Objektiv oder sachlich gewerbesteuerpflichtig ist dann nicht die GmbH, sondern es sind die Beteiligten des atypisch stillen Gesellschaftsvertrags (Geschäftsinhaber und stille Gesellschafter) --als Mitunternehmer-- unabhängig von ihrer fehlenden dinglichen Beteiligung am Gesellschaftsvermögen; der von ihnen gemeinschaftlich geführte Betrieb bildet einen selbständigen Steuergegenstand. Dieser Gewerbebetrieb der atypisch stillen Gesellschaft besteht neben dem selbständigen Gewerbebetrieb der GmbH; für beide Gewerbebetriebe sind von der GmbH als der Inhaberin des Unternehmens eigenständige Gewerbesteuererklärungen abzugeben.

Einer GmbH & atypisch Still ist der Freibetrag nach § 11 Abs. 1 Satz 3 Nr. 1 GewStG zu gewähren, obwohl der gesetzgeberische Grund des Freibetrages, die fehlende Abziehbarkeit der an Gesellschafter-Geschäftsführer gezahlten Vergütungen, bei ihr nicht zutrifft. Der Gewerbeertrag ist bei unterjähriger Begründung einer Mitunternehmerschaft um den vollen und nicht bloß um einen zeitanteiligen Freibetrag zu kürzen.

Von der sachlichen Steuerpflicht der atypisch stillen Gesellschaft ist die persönliche Steuerpflicht zu unterscheiden. Bei der stillen Gesellschaft i.S. der §§ 230 ff. HGB handelt es sich um eine Personengesellschaft in Form der Innengesellschaft. Für die atypische stille Gesellschaft gilt insoweit nichts anderes. Eine GmbH & atypisch Still kann als reine Innengesellschaft nicht Beteiligte in einem Verfahren wegen Gewerbesteuer sein, die für sie ermittelten Besteuerungsmerkmale sind deshalb in einem gegen den Geschäftsherrn --die GmbH-- als Steuerschuldner gerichteten Gewerbesteuermessbescheid zu erfassen.

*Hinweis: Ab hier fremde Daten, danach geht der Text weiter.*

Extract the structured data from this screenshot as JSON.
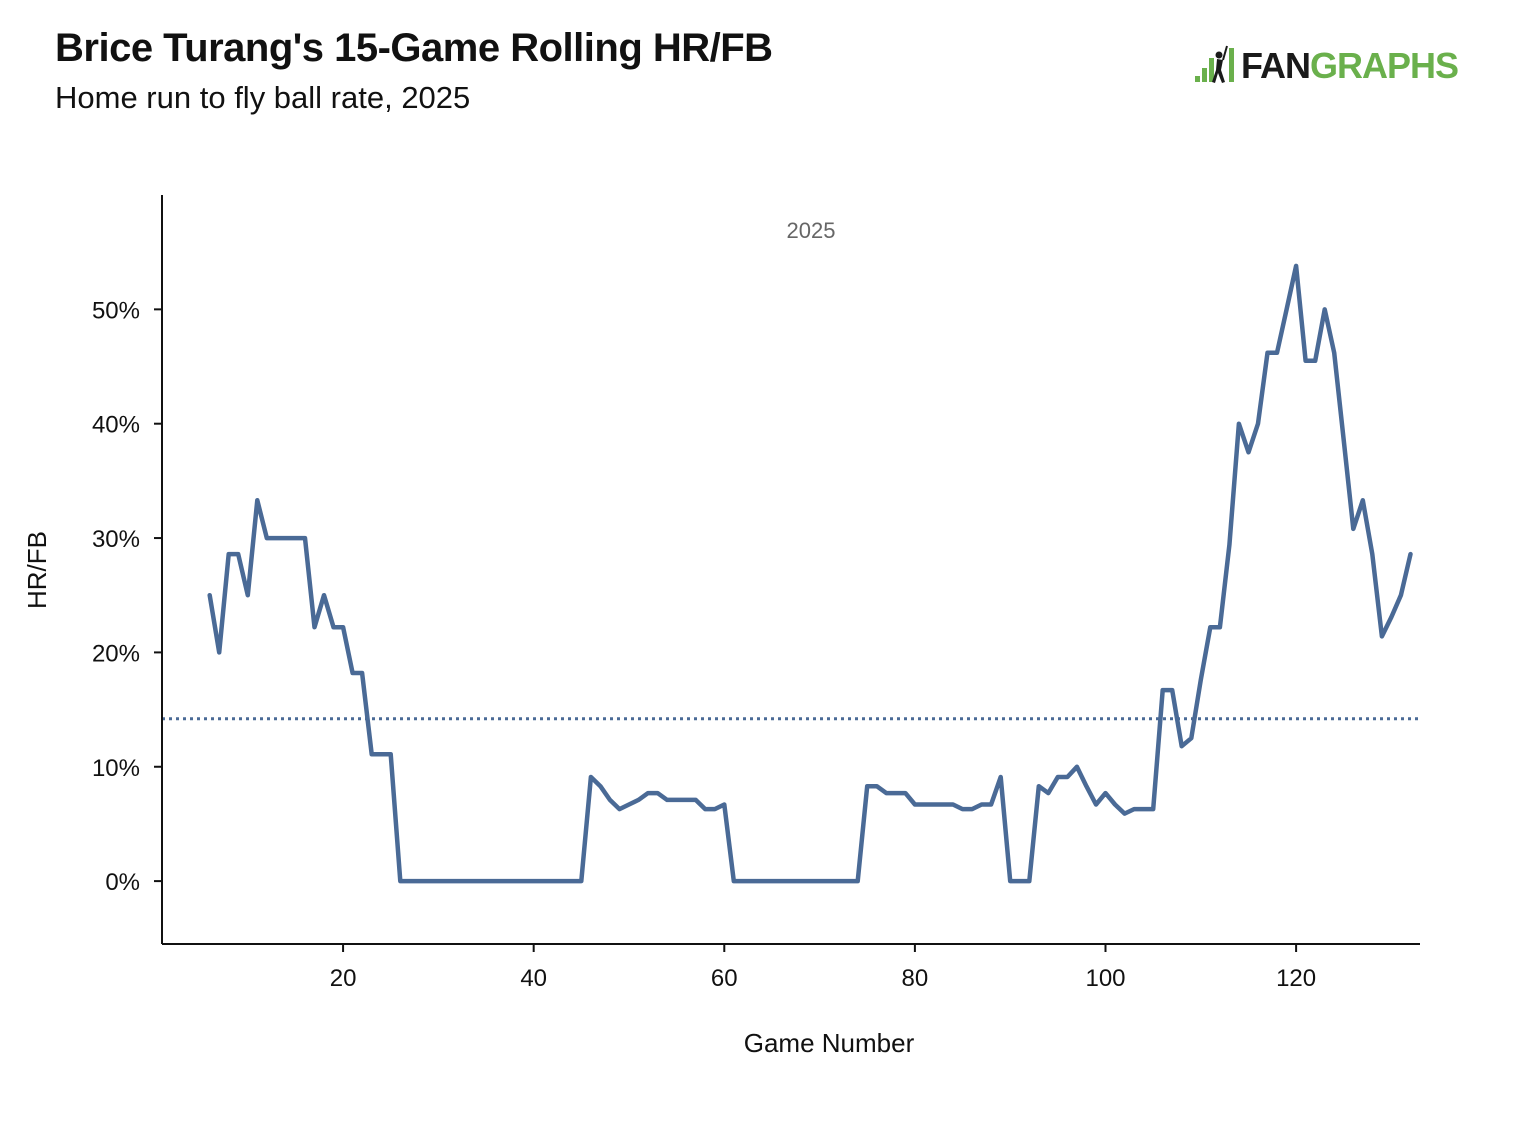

Aufgrund des Fehlens eines gemeinschaftlichen Vermögens ist der Inhaber des Handelsgeschäftes, somit die GmbH, nach § 5 Abs. 1 GewStG Steuerschuldner hinsichtlich der Gewerbesteuer der atypisch stillen Gesellschaft. Die GmbH ist auch Adressat des die GmbH & atypisch Still betreffenden Gewerbesteuermessbescheids.

Im Streitfall hatte das FA zu Recht den streitbefangenen Gewerbesteuermessbescheid für 2015, der den gesamten Gewerbeertrag der Steuerpflichtigen im gesamten Erhebungszeitraum berücksichtigt, an die Steuerpflichtige gerichtet. Der zweite, nicht streitige Gewerbesteuermessbescheid, der den Gewinn der vom 18.12.2015 an bestehenden atypisch stillen Gesellschaft betrifft und auf der sachlichen Steuerpflicht der GmbH und des stillen Gesellschafters als Mitunternehmer beruht, war vom FA ebenfalls zutreffend an die Steuerpflichtige gerichtet worden. Der seit ihrer Begründung, d.h. dem 18.12.2015, erzielte Gewinn der Mitunternehmerschaft wurde zutreffend um den (vollen) Freibetrag nach § 11 Abs. 1 Satz 3 Nr. 1 GewStG gekürzt.